News of recent cyber attacks can be overwhelming, and it may feel impossible to stay on top of all the latest threats. While each healthcare organization is at a different point in its cybersecurity journey, with a flexible and comprehensive cybersecurity program, organizations can fight back against these malicious actors. Here’s how:

  1. Prioritize Cloud Security: Around 83% of healthcare organizations currently use cloud computing services, and this number is set to increase over the coming years – positioning the cloud as an ever-growing target for cyber criminals. Healthcare organizations need to be sure that its cloud security programs are up to par, while paying close attention to factions like IoT cloud security.
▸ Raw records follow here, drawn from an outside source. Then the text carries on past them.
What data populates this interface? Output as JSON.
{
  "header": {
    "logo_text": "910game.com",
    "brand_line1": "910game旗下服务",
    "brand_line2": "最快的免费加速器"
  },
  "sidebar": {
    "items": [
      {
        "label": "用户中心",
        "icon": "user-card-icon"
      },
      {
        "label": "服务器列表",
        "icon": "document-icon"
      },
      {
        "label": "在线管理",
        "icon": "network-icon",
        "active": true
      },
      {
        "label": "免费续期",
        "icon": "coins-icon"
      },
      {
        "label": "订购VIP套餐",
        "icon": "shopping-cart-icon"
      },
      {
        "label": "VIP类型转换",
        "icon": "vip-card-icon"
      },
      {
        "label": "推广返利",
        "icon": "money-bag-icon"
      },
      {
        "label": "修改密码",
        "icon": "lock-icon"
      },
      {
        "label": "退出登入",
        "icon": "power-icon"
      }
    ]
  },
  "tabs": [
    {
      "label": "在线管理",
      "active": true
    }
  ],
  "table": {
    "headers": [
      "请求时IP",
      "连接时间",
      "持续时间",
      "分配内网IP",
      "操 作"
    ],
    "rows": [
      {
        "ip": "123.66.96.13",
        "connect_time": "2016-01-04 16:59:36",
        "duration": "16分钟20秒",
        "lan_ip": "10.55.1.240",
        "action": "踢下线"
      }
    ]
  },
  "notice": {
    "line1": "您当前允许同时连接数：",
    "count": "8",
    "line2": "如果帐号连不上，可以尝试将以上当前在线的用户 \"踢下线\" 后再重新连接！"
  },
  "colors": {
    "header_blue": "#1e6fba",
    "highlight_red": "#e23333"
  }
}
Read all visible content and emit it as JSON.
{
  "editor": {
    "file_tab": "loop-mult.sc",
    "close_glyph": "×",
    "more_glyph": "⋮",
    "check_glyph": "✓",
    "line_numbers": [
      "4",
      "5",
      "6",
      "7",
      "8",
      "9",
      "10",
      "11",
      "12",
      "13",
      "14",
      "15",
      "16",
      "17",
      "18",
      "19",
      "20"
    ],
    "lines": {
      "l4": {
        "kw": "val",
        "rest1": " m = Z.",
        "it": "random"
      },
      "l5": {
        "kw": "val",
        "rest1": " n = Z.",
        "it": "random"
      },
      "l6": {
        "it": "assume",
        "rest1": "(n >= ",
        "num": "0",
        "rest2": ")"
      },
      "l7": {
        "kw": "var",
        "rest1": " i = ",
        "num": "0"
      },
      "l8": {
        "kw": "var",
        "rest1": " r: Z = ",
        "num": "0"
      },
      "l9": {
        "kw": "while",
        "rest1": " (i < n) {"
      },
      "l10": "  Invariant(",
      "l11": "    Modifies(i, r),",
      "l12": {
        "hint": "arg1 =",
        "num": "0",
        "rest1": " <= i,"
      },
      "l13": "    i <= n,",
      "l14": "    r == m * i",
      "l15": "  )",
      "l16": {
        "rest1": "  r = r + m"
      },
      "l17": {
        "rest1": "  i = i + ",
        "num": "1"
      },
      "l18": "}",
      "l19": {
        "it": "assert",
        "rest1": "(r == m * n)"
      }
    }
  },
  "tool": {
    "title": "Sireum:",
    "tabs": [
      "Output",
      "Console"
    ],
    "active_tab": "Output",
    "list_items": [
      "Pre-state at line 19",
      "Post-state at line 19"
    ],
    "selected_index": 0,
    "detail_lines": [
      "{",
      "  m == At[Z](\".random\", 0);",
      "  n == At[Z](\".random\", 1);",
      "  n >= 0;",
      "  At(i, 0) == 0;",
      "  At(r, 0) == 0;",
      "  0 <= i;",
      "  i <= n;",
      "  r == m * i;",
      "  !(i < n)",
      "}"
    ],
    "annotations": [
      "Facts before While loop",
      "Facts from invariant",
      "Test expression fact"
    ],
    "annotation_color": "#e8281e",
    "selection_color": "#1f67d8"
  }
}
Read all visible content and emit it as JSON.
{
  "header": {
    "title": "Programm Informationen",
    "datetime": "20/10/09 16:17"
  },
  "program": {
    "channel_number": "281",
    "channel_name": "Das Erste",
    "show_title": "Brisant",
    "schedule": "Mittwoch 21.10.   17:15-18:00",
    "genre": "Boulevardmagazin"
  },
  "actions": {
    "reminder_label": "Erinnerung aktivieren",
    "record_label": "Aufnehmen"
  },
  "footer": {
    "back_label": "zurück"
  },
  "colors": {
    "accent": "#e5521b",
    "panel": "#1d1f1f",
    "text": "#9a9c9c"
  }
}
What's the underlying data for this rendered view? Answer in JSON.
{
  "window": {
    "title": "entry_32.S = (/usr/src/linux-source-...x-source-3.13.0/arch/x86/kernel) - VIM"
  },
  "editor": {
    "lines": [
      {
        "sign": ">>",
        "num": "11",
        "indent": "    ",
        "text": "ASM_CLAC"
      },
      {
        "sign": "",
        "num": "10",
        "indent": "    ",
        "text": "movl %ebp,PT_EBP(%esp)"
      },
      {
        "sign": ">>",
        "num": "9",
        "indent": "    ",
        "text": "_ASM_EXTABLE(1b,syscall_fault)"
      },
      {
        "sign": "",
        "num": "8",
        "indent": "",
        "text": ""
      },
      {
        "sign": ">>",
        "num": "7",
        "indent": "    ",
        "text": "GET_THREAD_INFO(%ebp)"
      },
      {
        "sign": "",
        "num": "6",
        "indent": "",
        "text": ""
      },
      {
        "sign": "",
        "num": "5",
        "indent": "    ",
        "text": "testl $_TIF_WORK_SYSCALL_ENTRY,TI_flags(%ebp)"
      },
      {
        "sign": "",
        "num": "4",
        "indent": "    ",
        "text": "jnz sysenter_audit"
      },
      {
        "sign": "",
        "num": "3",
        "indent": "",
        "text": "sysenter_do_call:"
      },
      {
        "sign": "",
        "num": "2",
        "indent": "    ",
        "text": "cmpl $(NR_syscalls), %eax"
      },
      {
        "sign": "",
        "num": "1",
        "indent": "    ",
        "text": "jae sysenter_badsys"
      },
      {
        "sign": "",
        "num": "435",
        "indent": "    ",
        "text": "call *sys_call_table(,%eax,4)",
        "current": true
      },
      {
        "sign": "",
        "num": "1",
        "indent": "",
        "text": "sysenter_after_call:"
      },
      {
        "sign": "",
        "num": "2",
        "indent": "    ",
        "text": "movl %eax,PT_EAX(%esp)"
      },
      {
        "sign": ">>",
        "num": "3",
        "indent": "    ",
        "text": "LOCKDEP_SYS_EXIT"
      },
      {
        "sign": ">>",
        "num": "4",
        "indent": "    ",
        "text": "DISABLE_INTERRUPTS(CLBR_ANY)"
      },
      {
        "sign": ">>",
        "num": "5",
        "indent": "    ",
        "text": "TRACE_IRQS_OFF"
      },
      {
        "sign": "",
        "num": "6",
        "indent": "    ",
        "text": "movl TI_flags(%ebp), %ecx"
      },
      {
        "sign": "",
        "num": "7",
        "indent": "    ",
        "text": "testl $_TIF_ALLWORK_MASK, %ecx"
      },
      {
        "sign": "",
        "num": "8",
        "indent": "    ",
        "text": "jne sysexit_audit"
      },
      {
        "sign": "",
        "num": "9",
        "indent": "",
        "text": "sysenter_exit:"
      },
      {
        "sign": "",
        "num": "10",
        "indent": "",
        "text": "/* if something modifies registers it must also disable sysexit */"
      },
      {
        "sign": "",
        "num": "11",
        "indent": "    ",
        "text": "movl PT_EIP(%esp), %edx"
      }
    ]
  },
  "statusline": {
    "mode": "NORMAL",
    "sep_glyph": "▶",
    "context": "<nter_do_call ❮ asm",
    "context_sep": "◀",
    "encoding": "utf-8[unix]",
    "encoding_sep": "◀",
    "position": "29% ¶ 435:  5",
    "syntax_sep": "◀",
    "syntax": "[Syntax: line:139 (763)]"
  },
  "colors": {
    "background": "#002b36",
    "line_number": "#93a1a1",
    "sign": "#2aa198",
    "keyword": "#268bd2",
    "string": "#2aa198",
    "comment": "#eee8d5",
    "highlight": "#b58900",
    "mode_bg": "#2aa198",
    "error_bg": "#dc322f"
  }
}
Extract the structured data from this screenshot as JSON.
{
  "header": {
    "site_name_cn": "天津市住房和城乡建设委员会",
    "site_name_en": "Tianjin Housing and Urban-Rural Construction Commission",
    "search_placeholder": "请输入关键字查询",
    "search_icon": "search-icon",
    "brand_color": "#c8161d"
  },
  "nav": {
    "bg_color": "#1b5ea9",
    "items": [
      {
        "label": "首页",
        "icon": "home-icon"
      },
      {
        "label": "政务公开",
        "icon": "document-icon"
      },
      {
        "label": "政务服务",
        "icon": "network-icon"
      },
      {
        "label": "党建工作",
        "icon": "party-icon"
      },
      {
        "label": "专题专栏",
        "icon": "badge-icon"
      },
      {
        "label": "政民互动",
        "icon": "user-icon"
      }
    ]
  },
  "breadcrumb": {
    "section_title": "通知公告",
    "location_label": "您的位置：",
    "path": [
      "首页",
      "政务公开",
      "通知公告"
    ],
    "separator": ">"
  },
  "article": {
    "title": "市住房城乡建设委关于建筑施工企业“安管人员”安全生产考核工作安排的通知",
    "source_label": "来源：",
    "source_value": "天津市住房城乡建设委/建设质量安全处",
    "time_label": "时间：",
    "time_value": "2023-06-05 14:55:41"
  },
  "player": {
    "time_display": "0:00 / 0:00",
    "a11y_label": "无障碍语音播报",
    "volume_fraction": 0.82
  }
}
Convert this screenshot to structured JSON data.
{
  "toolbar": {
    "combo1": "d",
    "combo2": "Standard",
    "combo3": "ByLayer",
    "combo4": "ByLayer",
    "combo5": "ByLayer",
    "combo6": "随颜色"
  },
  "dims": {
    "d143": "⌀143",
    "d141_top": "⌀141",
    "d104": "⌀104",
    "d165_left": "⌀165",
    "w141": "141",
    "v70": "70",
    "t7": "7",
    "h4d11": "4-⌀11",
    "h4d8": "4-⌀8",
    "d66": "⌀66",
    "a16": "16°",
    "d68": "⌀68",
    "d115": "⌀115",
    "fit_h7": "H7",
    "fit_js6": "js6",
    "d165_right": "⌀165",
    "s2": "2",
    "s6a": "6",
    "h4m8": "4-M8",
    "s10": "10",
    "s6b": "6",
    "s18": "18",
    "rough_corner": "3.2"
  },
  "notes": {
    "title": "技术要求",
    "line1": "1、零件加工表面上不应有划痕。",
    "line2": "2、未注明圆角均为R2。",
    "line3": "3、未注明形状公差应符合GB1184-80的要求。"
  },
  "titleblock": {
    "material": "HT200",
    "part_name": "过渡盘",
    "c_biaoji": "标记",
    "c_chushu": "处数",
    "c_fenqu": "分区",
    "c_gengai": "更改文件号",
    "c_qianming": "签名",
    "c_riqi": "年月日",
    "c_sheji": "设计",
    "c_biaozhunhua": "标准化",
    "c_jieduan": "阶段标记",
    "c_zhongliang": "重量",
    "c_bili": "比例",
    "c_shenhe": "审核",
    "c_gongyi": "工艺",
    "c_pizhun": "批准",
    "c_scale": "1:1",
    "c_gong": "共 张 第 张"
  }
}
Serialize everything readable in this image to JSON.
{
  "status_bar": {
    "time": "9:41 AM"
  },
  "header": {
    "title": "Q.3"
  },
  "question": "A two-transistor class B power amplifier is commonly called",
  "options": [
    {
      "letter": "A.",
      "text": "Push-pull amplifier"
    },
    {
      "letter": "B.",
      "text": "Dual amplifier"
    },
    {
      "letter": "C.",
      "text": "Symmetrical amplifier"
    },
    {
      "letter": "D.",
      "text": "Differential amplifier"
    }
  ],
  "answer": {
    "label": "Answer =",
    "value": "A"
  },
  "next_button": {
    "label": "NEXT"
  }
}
  2. Protect your Endpoints: Remote work environments have greatly increased the number of endpoints that need protecting. Scanning the network, flagging risks, identifying vulnerabilities, and mitigating threats is a process that healthcare organizations should repeat daily. The combination of security information and event management (SIEM), endpoint detection and response (EDR) / managed detection and response (MDR) and a mature vulnerability management program strengthens your organization’s threat response planning. However, before purchasing new technologies, consideration for how the organization will operationalize it to extract the most value and maximize protection should be examined.
  3. Run a Managed Phishing Simulation: An organization cannot control phishing attacks, but it can improve awareness and how employees respond to these threats. Healthcare organizations should work with cybersecurity firms to run managed phishing simulations while educating employees on recognizing phishing attempts.
  4. Third-Party Risk Management: Almost all healthcare organizations work with numerous third-party vendors to complete daily tasks. From IoT device manufacturers to email providers, all vendors’ security practices affect the overall security of the healthcare organization. A third-party risk assessment tool and resources to manage the outputs of the tool is a must-have for vetting and managing vendor partnerships.
  5. Review Your Incident Response Plan: When it comes to healthcare cybersecurity, prevention is more than half of the battle. However, security breaches do happen, and how an organization responds makes all the difference. Regularly reviewing the organizations response plan and teaming up with a cybersecurity consulting firm to review this plan and adjust protocol based on your organization’s needs is key.

Cyber attacks happen to organizations of all sizes, and prevention is vital when facing new and existing threats. Cybersecurity is not a one-size-fits-all approach, nor is it a one-time fix. Healthcare cybersecurity requires ongoing diligence to protect patient data, and it is imperative that healthcare organizations approach cybersecurity from all angles.